Unnamed: 0,Countryid,Year,MMR,cpp,cppmod,GDPcap,Docs,yr1990,yr1995,yr2000,yr2005,yr2010,yr2015
0,Afghanistan,2000,1100,5.3,3.6,,12.4,0.0,0.0,1.0,0.0,0.0,0.0
1,Afghanistan,2005,821,13.6,12.5,20.177277,,0.0,0.0,0.0,1.0,0.0,0.0
2,Afghanistan,2010,584,21.8,19.9,36.233788,34.299999,0.0,0.0,0.0,0.0,1.0,0.0
3,Albania,2000,43,57.5,17.9,26.813463,99.099998,0.0,0.0,1.0,0.0,0.0,0.0
4,Albania,2005,30,60.1,25.0,58.729275,99.800003,0.0,0.0,0.0,1.0,0.0,0.0


In [149]:
def estimate_coef(x, y): 
    n = np.size(x) 
  
    m_x, m_y = np.mean(x), np.mean(y) 
  
    SS_xy = np.sum(y*x) - n*m_y*m_x 
    SS_xx = np.sum(x*x) - n*m_x*m_x 
  
    b_1 = SS_xy / SS_xx 
    b_0 = m_y - b_1*m_x 
    
    rss = np.sum(y - (b_1)**2)
    tss = np.sum((y - m_y)**2)
    ess = np.sum((x-m_x)**2)
    r_2 = 1 - rss/tss
    ar_2 = 1 -((n-1)/(n-2))*(1-r_2)
    
    stde_1 = np.sqrt(tss/(n-2))/np.sqrt(ess)
    tstat = b_1/stde_1
    df = n-1
    pvalue = stats.t.cdf(tstat,df=df)
    
    return(b_0, b_1, tss, rss, ess, r_2, ar_2, stde_1, tstat, pvalue) 

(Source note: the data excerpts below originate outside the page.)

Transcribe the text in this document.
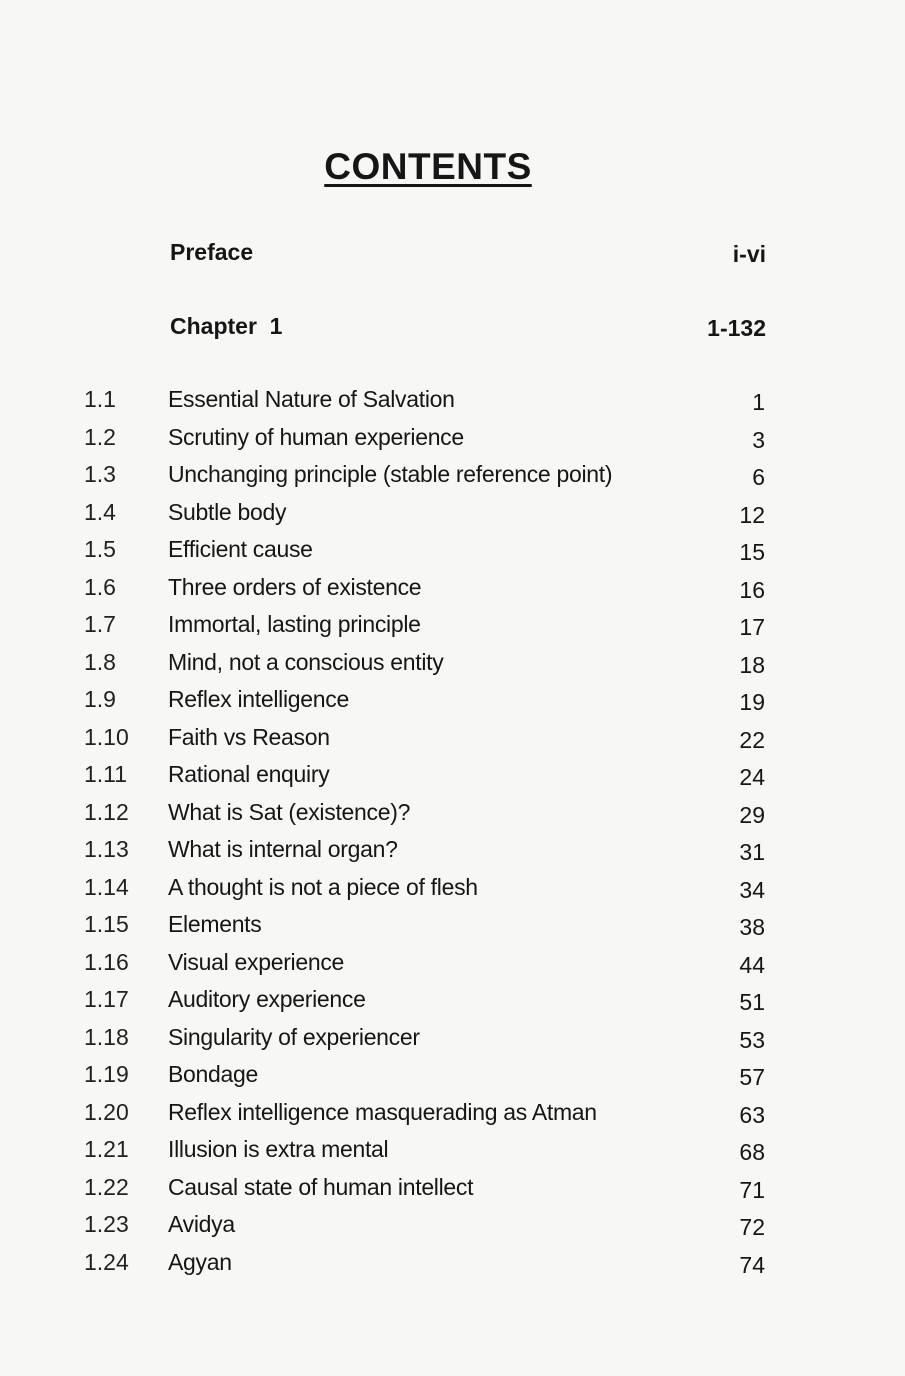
CONTENTS
Preface	i-vi
Chapter  1	1-132
1.1 Essential Nature of Salvation	1
1.2 Scrutiny of human experience	3
1.3 Unchanging principle (stable reference point)	6
1.4 Subtle body	12
1.5 Efficient cause	15
1.6 Three orders of existence	16
1.7 Immortal, lasting principle	17
1.8 Mind, not a conscious entity	18
1.9 Reflex intelligence	19
1.10 Faith vs Reason	22
1.11 Rational enquiry	24
1.12 What is Sat (existence)?	29
1.13 What is internal organ?	31
1.14 A thought is not a piece of flesh	34
1.15 Elements	38
1.16 Visual experience	44
1.17 Auditory experience	51
1.18 Singularity of experiencer	53
1.19 Bondage	57
1.20 Reflex intelligence masquerading as Atman	63
1.21 Illusion is extra mental	68
1.22 Causal state of human intellect	71
1.23 Avidya	72
1.24 Agyan	74
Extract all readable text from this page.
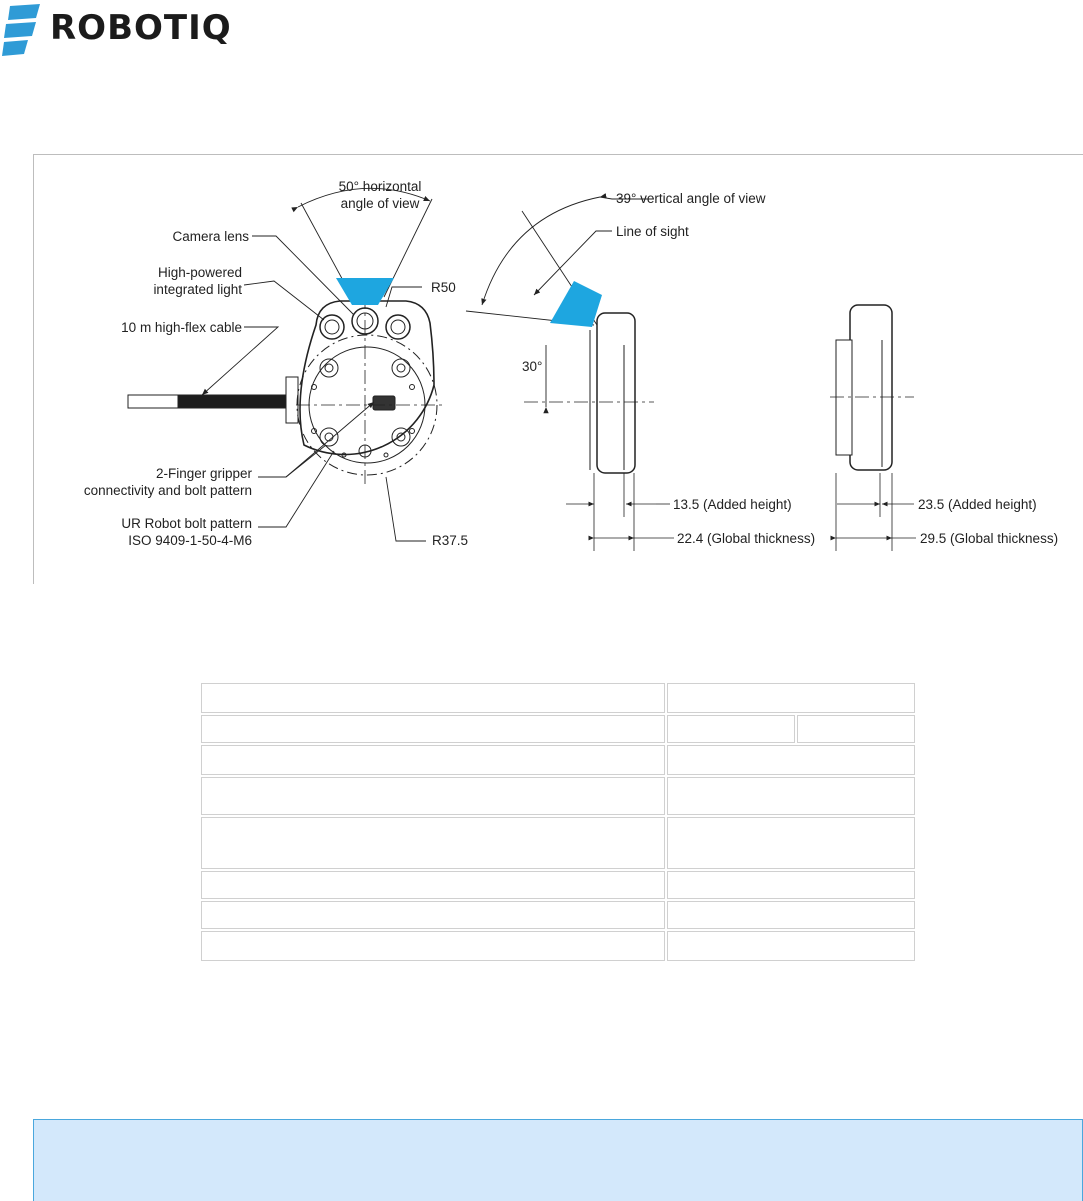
ROBOTIQ
50° horizontal
angle of view
Camera lens
High-powered
integrated light
10 m high-flex cable
R50
2-Finger gripper
connectivity and bolt pattern
UR Robot bolt pattern
ISO 9409-1-50-4-M6	R37.5
39° vertical angle of view
Line of sight
30°
13.5 (Added height)
22.4 (Global thickness)
23.5 (Added height)
29.5 (Global thickness)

This function produces all our regression statistics

In [150]:
def main():
 b = estimate_coef(df.cppmod, df.MMR)
 print("Estimated coefficients:\nb_0 = {} \
\nb_1 = {} \nSE_1: {} \nT-statistic: {} \npvalue: {} \nTotal Sum of Squares:\nTSS = {} \
\nResidual Sum of Squares:\nRSS = {} \
\nError Sum of Squares:\nESS = {} \
\nRsquared:\nR2 = {} \
\nAdjustedRsquared:\nR2 = {} ".format(b[0], b[1], b[7], b[8], b[9], b[2], b[3], b[4], b[5], b[6]))

This function produces the output function

In [146]:
if __name__ == "__main__":
    main()

Estimated coefficients:
b_0 = 807.091740779 
b_1 = -13.1333964602 
SE_1: 1.46203888414 
T-statistic: -8.98293239849 
pvalue: 2.80310870826e-16 
Total Sum of Squares:
TSS = 28326615.2216 
Residual Sum of Squares:
RSS = 25580.820869 
Error Sum of Squares:
ESS = 80314.302622 
Rsquared:
R2 = 0.999096933373 
AdjustedRsquared:
R2 = 0.999096933373 


As we can see there is a negative relationship between the perecentage of contraception use and the maternal mortality ratio. We can see tis is statistically significant at a very high level due to the low p-value.